Solo parenting during a busy season is a different kind of tired. But also, is there really ever a season where solo parenting is easy?
Not just “I need a nap” tired. I mean reheating the same coffee four times while someone cries because their banana broke in half tired. The kind of tired where you finally sit down after bedtime and realize you’ve been overstimulated since 6:14am and haven’t had a single complete thought in your own head all day.
When your partner is traveling, working overtime, staying late, or just in one of those heavy work seasons, everything shifts. Suddenly you’re carrying the schedules, meals, daycare pickups, emotional regulation, bedtime battles, dishes in the sink, and the invisible mental checklist that somehow never stops running.
Listen. I know people love saying “you’ve got this,” but sometimes? It genuinely feels like I do not, in fact, got this. Some days I am thriving. We’re dancing in the kitchen, everyone’s fed, nobody’s crying, and I almost convince myself I could do this forever. Other days I’m whispering “please stop touching me for one minute” while holding a toddler on my hip and trying not to lose my mind because someone dumped an entire basket of clean laundry onto the floor I JUST cleaned.
Motherhood is humbling like that
One thing I’ve learned during these seasons is that you cannot hold yourself to normal standards when you’re solo parenting. You just can’t. This is not the season for perfection. This is the season for survival mode with tiny sprinkles of joy tossed in where you can find them. Frozen pancakes? Amazing. Screen time so you can breathe for twenty minutes? Say less. Paper plates because you physically cannot look at another dish? Take my money.
The biggest thing that helps me is lowering the pressure I put on myself to make every day magical. Your kids do not need a perfectly curated childhood every second of every day. They need safety. Consistency. Love. Connection. They need you. And honestly? Sometimes connection looks like laying on the couch together eating popsicles while Bluey plays in the background because everybody is too tired to function properly. That still counts.
Actually, those are usually the moments they remember anyway
I also think the hardest part of solo parenting is the transition time. That stretch between daycare pickup and bedtime feels like running a marathon while someone repeatedly asks you for snacks you literally already gave them. Everyone’s tired. Everyone’s overstimulated. The kids can feel your stress even when you’re trying your best to hide it behind your “okayyyy guys let’s clean up!” voice that gets progressively less convincing throughout the evening.
So I started simplifying our nights. Not in some aesthetic influencer way either. I mean realistically. Music while we clean up toys. Easy dinners. Baths skipped if everyone’s melting down. Movie night on a random Tuesday because, why not? Earlier bedtime for literally everyone including me. Tiny routines make hard seasons feel less chaotic. Kids love predictability, but honestly, so do moms who are running on caffeine and determination.
And can we talk about the guilt for a second?
Because even when your partner is working hard and doing their best, there can still be resentment creeping in around the edges. Not because you don’t appreciate them, but because being “on” every second of the day is exhausting, and often isolating.

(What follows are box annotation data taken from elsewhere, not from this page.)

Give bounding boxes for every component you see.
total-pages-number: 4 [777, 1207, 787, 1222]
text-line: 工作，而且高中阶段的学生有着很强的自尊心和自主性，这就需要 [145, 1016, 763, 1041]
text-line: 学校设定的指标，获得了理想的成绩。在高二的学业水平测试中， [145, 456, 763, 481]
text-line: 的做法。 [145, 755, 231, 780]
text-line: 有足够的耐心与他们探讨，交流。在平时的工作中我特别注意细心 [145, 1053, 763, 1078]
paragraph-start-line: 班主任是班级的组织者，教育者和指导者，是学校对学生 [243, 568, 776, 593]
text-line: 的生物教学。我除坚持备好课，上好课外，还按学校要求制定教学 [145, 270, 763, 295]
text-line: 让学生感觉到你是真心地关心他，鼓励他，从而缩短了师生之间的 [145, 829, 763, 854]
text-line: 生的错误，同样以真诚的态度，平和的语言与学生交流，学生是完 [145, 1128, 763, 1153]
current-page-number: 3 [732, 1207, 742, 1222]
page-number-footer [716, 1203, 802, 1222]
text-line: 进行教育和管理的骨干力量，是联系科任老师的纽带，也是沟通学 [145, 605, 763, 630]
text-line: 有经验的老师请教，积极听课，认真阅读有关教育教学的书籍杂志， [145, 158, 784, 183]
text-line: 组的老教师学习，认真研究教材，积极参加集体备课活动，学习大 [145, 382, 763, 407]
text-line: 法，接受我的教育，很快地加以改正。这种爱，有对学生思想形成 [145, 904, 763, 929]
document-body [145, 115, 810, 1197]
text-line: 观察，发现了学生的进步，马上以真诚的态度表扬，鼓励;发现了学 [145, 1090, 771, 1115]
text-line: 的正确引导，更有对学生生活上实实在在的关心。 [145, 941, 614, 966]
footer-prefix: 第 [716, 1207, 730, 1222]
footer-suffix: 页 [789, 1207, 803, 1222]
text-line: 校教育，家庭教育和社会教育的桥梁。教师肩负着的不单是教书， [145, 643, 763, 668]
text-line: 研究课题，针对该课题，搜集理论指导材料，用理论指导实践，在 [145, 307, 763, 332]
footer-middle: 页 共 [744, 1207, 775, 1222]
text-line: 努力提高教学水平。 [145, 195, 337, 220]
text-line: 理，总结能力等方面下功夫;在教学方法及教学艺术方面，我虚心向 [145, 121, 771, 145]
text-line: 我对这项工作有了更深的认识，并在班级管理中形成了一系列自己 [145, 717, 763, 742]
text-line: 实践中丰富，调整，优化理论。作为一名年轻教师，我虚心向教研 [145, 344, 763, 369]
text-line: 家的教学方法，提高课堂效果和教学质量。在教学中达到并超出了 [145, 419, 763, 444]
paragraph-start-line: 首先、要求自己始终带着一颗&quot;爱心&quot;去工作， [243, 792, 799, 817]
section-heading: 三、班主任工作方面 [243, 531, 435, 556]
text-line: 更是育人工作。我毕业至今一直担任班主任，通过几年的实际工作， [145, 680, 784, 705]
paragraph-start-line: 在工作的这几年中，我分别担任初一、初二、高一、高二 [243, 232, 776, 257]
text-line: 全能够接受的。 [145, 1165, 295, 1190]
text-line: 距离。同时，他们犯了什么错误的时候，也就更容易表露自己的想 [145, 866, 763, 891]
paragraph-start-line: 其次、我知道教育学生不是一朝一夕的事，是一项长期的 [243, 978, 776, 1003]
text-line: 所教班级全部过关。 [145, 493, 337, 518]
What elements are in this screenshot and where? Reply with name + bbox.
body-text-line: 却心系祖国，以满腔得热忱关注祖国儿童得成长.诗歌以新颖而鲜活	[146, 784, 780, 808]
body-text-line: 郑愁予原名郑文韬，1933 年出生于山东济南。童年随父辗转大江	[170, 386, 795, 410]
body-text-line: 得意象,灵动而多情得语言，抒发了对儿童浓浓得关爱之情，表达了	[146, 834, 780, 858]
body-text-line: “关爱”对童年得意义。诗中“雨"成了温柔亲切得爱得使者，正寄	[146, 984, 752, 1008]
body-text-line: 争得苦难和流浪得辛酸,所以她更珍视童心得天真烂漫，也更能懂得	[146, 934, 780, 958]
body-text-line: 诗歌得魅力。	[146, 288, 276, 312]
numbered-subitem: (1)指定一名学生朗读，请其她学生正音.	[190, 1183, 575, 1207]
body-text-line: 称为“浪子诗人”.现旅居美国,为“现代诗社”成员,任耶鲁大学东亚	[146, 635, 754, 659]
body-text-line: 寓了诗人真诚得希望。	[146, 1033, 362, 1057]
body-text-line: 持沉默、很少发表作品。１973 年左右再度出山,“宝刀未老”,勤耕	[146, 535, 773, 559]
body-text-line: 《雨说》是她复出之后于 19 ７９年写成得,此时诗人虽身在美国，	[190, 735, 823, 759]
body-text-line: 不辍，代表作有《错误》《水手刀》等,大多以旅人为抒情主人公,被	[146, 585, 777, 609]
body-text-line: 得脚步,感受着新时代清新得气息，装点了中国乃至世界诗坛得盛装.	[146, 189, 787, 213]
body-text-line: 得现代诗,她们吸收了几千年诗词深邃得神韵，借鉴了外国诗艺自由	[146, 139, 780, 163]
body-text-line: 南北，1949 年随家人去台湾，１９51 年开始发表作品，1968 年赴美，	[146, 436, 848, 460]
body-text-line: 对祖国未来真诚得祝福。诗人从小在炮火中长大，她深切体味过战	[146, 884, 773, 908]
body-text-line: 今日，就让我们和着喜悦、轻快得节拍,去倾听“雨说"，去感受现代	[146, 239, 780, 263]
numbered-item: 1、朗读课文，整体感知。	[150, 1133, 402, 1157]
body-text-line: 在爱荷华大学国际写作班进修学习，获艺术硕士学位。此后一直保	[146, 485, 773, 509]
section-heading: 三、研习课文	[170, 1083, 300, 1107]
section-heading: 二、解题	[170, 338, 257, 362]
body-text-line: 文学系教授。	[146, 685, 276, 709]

And honestly, sometimes there’s almost a sense of relief in knowing you’re fully solo parenting for a bit. Not because it’s easy, because it absolutely isn’t, but because your brain stops waiting. You stop wondering who’s helping with bedtime or whether someone else is stepping in. The expectations shift, and suddenly your mind can focus on just getting through the night instead of carrying the disappointment of hoping for help that may not come. Sometimes they get uninterrupted drives, adult conversations, lunch breaks, silence; meanwhile I’m negotiating with tiny dictators about why licking the grocery cart is revolting.
It’s okay to admit this season is hard without making anyone the villain.
You’re allowed to miss having help. You’re allowed to feel touched out. You’re allowed to feel overwhelmed by being needed constantly. That does not make you ungrateful. It makes you human. One thing I wish more moms heard during these seasons is this: ask for help before you’re drowning. Text the friend. Call your mom. Accept the coffee drop-off. Say yes when someone offers to take the kids for an hour. We were never meant to do motherhood completely alone, even though so many of us try to prove we can.
And if I’m being really honest, some of my hardest parenting days have also been the ones that reminded me how deeply I love my boys. Because even after the chaos, the whining, the bedtime tears, the overstimulation, and the exhaustion… they still crawl into my lap like I’m their safe place.
There’s something both heartbreaking and special about being needed that much.
So if you’re in a busy season right now, this is your reminder that survival counts. A fed kid counts. A hugged kid counts. You apologizing after losing your patience counts. Showing up tired still counts. You do not have to do this perfectly to do it well. And one day this season will shift a little. The late nights will slow down. The calendar will open back up. You’ll finally drink a hot coffee and realize you made it through another hard stretch. Probably with dry shampoo, unmatched socks, and applesauce pouches in your purse.
But still. You made it. And I’m proud of you.